Le directeur de l’équipe Ferrari, Fred Vasseur, a fait écho aux sentiments de Verstappen, admettant que l’ampleur de l’ajustement de Hamilton avait été sous-estimée. En réfléchissant à la saison passée, il a articulé les complexités auxquelles Hamilton a été confronté : “C’était difficile pour Lewis, et c’est un petit mot, probablement, que c’était difficile.” Vasseur a reconnu qu’après deux décennies liées à Mercedes, le passage à Ferrari ne concernait pas seulement l’adaptation à de nouvelles stratégies ou configurations de voiture ; il impliquait un changement culturel complet, de nouveaux personnels et différentes philosophies opérationnelles.
Vasseur a souligné que même de légers manquements en performance pouvaient coûter aux pilotes des dixièmes de seconde cruciaux, ce qui a finalement joué un rôle significatif dans les résultats de la saison. Il a cité des exemples où Hamilton était sur le point de marquer des points, pour être finalement devancé par Leclerc. “Nous avons sous-estimé le changement de culture, le changement de personnes autour de lui, le changement de tout,” a-t-il admis, en soulignant que bien qu’ils aient réussi à retrouver un certain rythme vers la fin de la saison, l’intégration d’Hamilton dans l’équipe était semée de défis.
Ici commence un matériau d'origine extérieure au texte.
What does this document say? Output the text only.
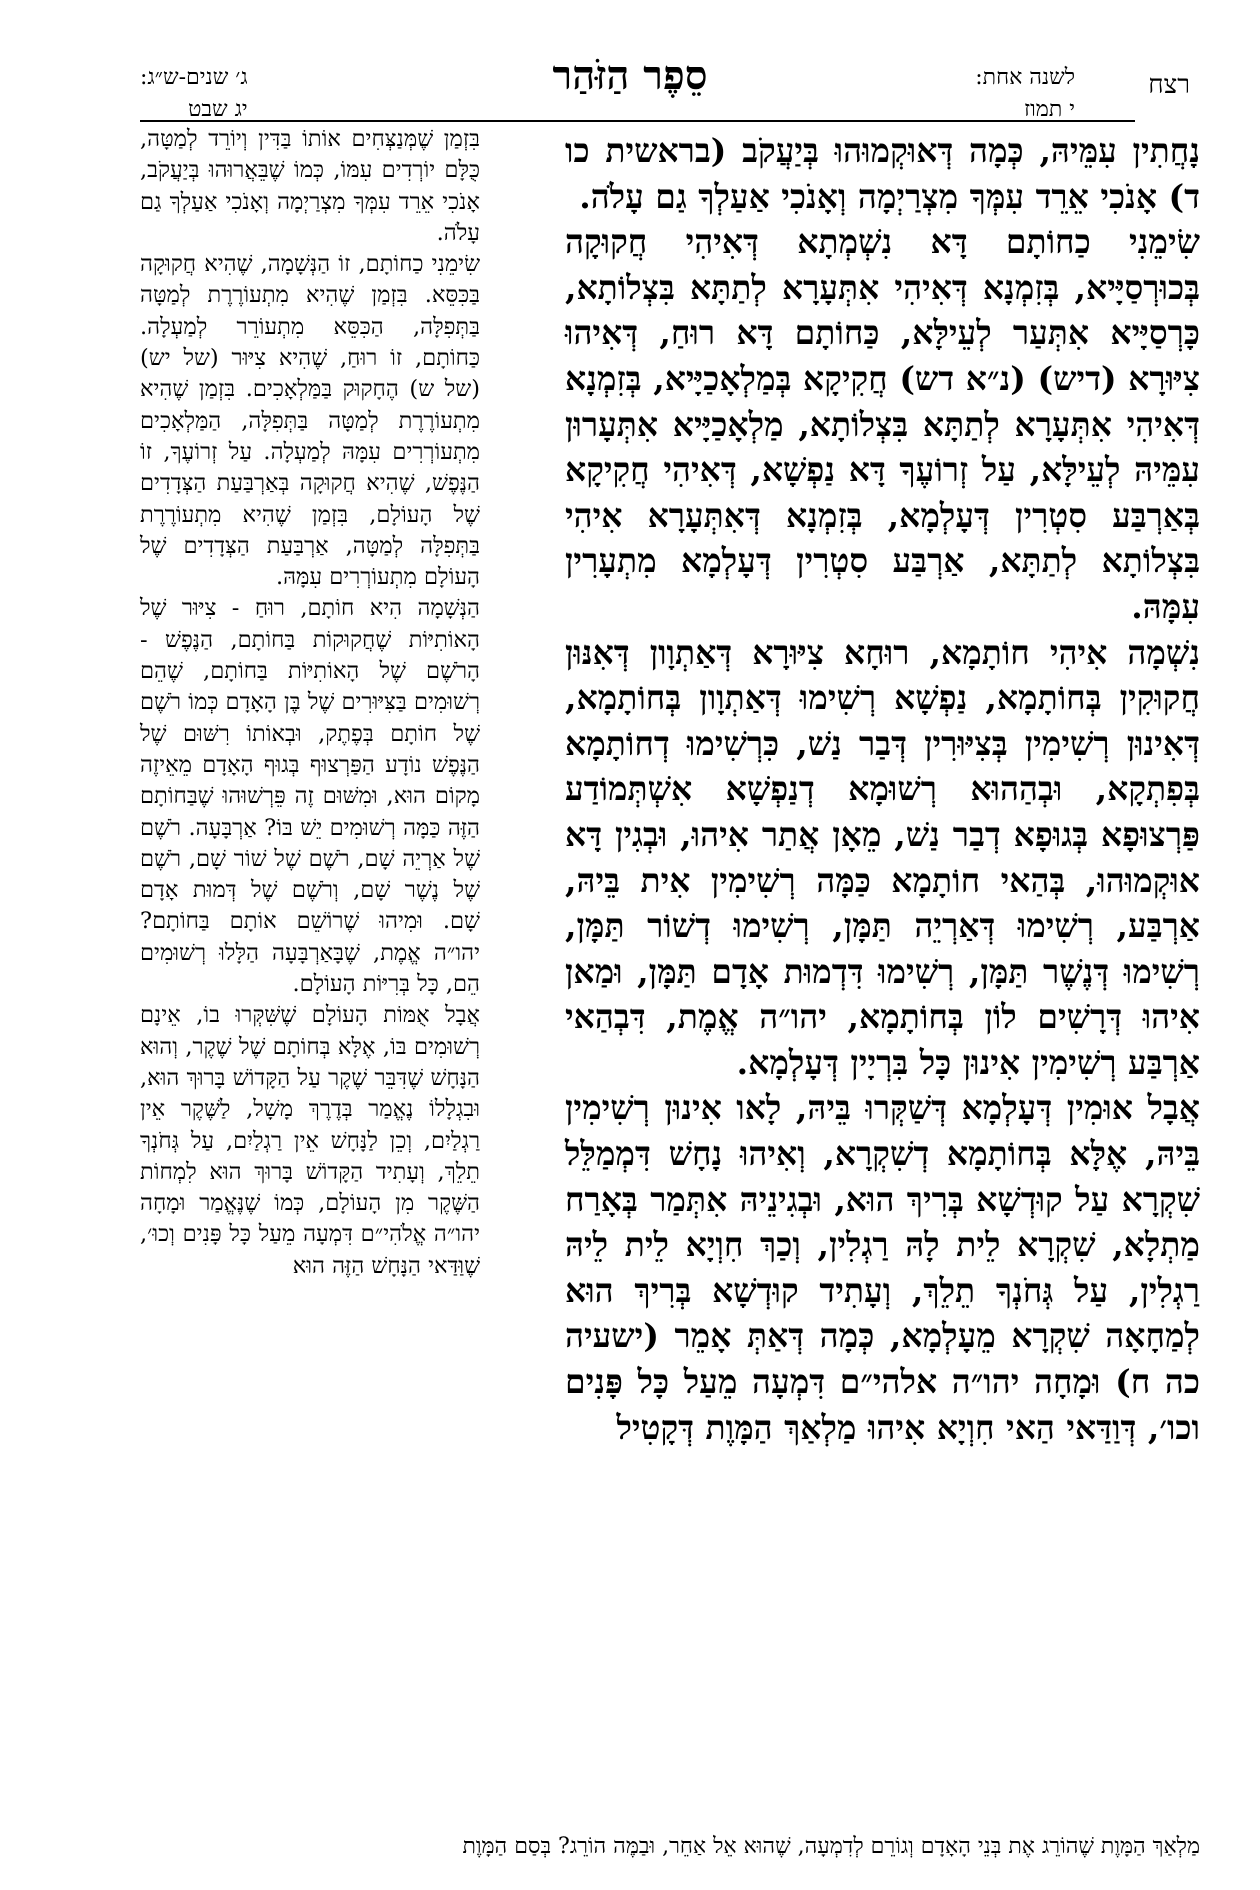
רצח
לשנה אחת:
י תמוז
סֵפֶר הַזֹּהַר
ג׳ שנים-ש״ג:
יג שבט

נָחֲתִין עִמֵּיהּ, כְּמָה דְּאוּקְמוּהוּ בְּיַעֲקֹב (בראשית כו ד) אָנֹכִי אֵרֵד עִמְּךָ מִצְרַיְמָה וְאָנֹכִי אַעַלְךָ גַם עָלֹה.

שִׂימֵנִי כַחוֹתָם דָּא נִשְׁמְתָא דְּאִיהִי חֲקוּקָה בְּכוּרְסַיָּיא, בְּזִמְנָא דְּאִיהִי אִתְּעָרָא לְתַתָּא בִּצְלוֹתָא, כָּרְסַיָּיא אִתְּעַר לְעֵילָּא, כַּחוֹתָם דָּא רוּחַ, דְּאִיהוּ צִיּוּרָא (דיש) (נ״א דש) חֲקִיקָא בְּמַלְאָכַיָּיא, בְּזִמְנָא דְּאִיהִי אִתְּעָרָא לְתַתָּא בִּצְלוֹתָא, מַלְאָכַיָּיא אִתְּעָרוּן עִמֵּיהּ לְעֵילָּא, עַל זְרוֹעֶךָ דָּא נַפְשָׁא, דְּאִיהִי חֲקִיקָא בְּאַרְבַּע סִטְרִין דְּעָלְמָא, בְּזִמְנָא דְּאִתְּעָרָא אִיהִי בִּצְלוֹתָא לְתַתָּא, אַרְבַּע סִטְרִין דְּעָלְמָא מִתְעָרִין עִמָּהּ.

נִשְׁמָה אִיהִי חוֹתָמָא, רוּחָא צִיּוּרָא דְּאַתְוָון דְּאִנּוּן חֲקוּקִין בְּחוֹתָמָא, נַפְשָׁא רְשִׁימוּ דְּאַתְוָון בְּחוֹתָמָא, דְּאִינוּן רְשִׁימִין בְּצִיּוּרִין דְּבַר נַשׁ, כִּרְשִׁימוּ דְחוֹתָמָא בְּפִתְקָא, וּבְהַהוּא רְשׁוּמָא דְנַפְשָׁא אִשְׁתְּמוֹדַע פַּרְצוּפָא בְּגוּפָא דְבַר נַשׁ, מֵאָן אֲתַר אִיהוּ, וּבְגִין דָּא אוּקְמוּהוּ, בְּהַאי חוֹתָמָא כַּמָּה רְשִׁימִין אִית בֵּיהּ, אַרְבַּע, רְשִׁימוּ דְּאַרְיֵה תַּמָּן, רְשִׁימוּ דְשׁוֹר תַּמָּן, רְשִׁימוּ דְּנֶשֶׁר תַּמָּן, רְשִׁימוּ דִּדְמוּת אָדָם תַּמָּן, וּמַאן אִיהוּ דְּרָשִׁים לוֹן בְּחוֹתָמָא, יהו״ה אֱמֶת, דִּבְהַאי אַרְבַּע רְשִׁימִין אִינוּן כָּל בִּרְיָין דְּעָלְמָא.

אֲבָל אוּמִין דְּעָלְמָא דְּשַׁקְּרוּ בֵּיהּ, לָאו אִינוּן רְשִׁימִין בֵּיהּ, אֶלָּא בְּחוֹתָמָא דְשִׁקְרָא, וְאִיהוּ נָחָשׁ דִּמְמַלֵּל שִׁקְרָא עַל קוּדְשָׁא בְּרִיךְ הוּא, וּבְגִינֵיהּ אִתְּמַר בְּאָרַח מַתְלָא, שִׁקְרָא לֵית לָהּ רַגְלִין, וְכַךְ חִוְיָא לֵית לֵיהּ רַגְלִין, עַל גְּחֹנְךָ תֵלֵךְ, וְעָתִיד קוּדְשָׁא בְּרִיךְ הוּא לְמַחָאָה שִׁקְרָא מֵעָלְמָא, כְּמָה דְּאַתְּ אָמֵר (ישעיה כה ח) וּמָחָה יהו״ה אלהי״ם דִּמְעָה מֵעַל כָּל פָּנִים וכו׳, דְּוַדַּאי הַאי חִוְיָא אִיהוּ מַלְאַךְ הַמָּוֶת דְּקָטִיל

בִּזְמַן שֶׁמְּנַצְּחִים אוֹתוֹ בַּדִּין וְיוֹרֵד לְמַטָּה, כֻּלָּם יוֹרְדִים עִמּוֹ, כְּמוֹ שֶׁבֵּאֲרוּהוּ בְּיַעֲקֹב, אָנֹכִי אֵרֵד עִמְּךָ מִצְרַיְמָה וְאָנֹכִי אַעַלְךָ גַם עָלֹה.

שִׂימֵנִי כַחוֹתָם, זוֹ הַנְּשָׁמָה, שֶׁהִיא חֲקוּקָה בַּכִּסֵּא. בִּזְמַן שֶׁהִיא מִתְעוֹרֶרֶת לְמַטָּה בַּתְּפִלָּה, הַכִּסֵּא מִתְעוֹרֵר לְמַעְלָה. כַּחוֹתָם, זוֹ רוּחַ, שֶׁהִיא צִיּוּר (של יש) (של ש) הֶחָקוּק בַּמַּלְאָכִים. בִּזְמַן שֶׁהִיא מִתְעוֹרֶרֶת לְמַטָּה בַּתְּפִלָּה, הַמַּלְאָכִים מִתְעוֹרְרִים עִמָּהּ לְמַעְלָה. עַל זְרוֹעֶךָ, זוֹ הַנֶּפֶשׁ, שֶׁהִיא חֲקוּקָה בְּאַרְבַּעַת הַצְּדָדִים שֶׁל הָעוֹלָם, בִּזְמַן שֶׁהִיא מִתְעוֹרֶרֶת בַּתְּפִלָּה לְמַטָּה, אַרְבַּעַת הַצְּדָדִים שֶׁל הָעוֹלָם מִתְעוֹרְרִים עִמָּהּ.

הַנְּשָׁמָה הִיא חוֹתָם, רוּחַ - צִיּוּר שֶׁל הָאוֹתִיּוֹת שֶׁחֲקוּקוֹת בַּחוֹתָם, הַנֶּפֶשׁ - הָרֹשֶׁם שֶׁל הָאוֹתִיּוֹת בַּחוֹתָם, שֶׁהֵם רְשׁוּמִים בַּצִּיּוּרִים שֶׁל בֶּן הָאָדָם כְּמוֹ רֹשֶׁם שֶׁל חוֹתָם בְּפֶתֶק, וּבְאוֹתוֹ רִשּׁוּם שֶׁל הַנֶּפֶשׁ נוֹדָע הַפַּרְצוּף בְּגוּף הָאָדָם מֵאֵיזֶה מָקוֹם הוּא, וּמִשּׁוּם זֶה פֵּרְשׁוּהוּ שֶׁבַּחוֹתָם הַזֶּה כַּמָּה רְשׁוּמִים יֵשׁ בּוֹ? אַרְבָּעָה. רֹשֶׁם שֶׁל אַרְיֵה שָׁם, רֹשֶׁם שֶׁל שׁוֹר שָׁם, רֹשֶׁם שֶׁל נֶשֶׁר שָׁם, וְרֹשֶׁם שֶׁל דְּמוּת אָדָם שָׁם. וּמִיהוּ שֶׁרוֹשֵׁם אוֹתָם בַּחוֹתָם? יהו״ה אֱמֶת, שֶׁבָּאַרְבָּעָה הַלָּלוּ רְשׁוּמִים הֵם, כָּל בְּרִיּוֹת הָעוֹלָם.

אֲבָל אֻמּוֹת הָעוֹלָם שֶׁשִּׁקְּרוּ בוֹ, אֵינָם רְשׁוּמִים בּוֹ, אֶלָּא בְּחוֹתָם שֶׁל שֶׁקֶר, וְהוּא הַנָּחָשׁ שֶׁדִּבֵּר שֶׁקֶר עַל הַקָּדוֹשׁ בָּרוּךְ הוּא, וּבִגְלָלוֹ נֶאֱמַר בְּדֶרֶךְ מָשָׁל, לַשֶּׁקֶר אֵין רַגְלַיִם, וְכֵן לַנָּחָשׁ אֵין רַגְלַיִם, עַל גְּחֹנְךָ תֵלֵךְ, וְעָתִיד הַקָּדוֹשׁ בָּרוּךְ הוּא לִמְחוֹת הַשֶּׁקֶר מִן הָעוֹלָם, כְּמוֹ שֶׁנֶּאֱמַר וּמָחָה יהו״ה אֱלֹהִי״ם דִּמְעָה מֵעַל כָּל פָּנִים וְכוּ׳, שֶׁוַּדַּאי הַנָּחָשׁ הַזֶּה הוּא

מַלְאַךְ הַמָּוֶת שֶׁהוֹרֵג אֶת בְּנֵי הָאָדָם וְגוֹרֵם לְדִמְעָה, שֶׁהוּא אֵל אַחֵר, וּבַמֶּה הוֹרֵג? בְּסַם הַמָּוֶת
Alors que la poussière retombe sur une saison turbulente pour Hamilton, les projecteurs se tournent désormais vers l’avenir. S’adaptera-t-il et sera-t-il à la hauteur dans les années à venir, ou s’agit-il du début d’un déclin marqué pour l’un des plus grands pilotes de F1 ? Les questions pèsent lourd alors que le monde de la course attend son prochain mouvement.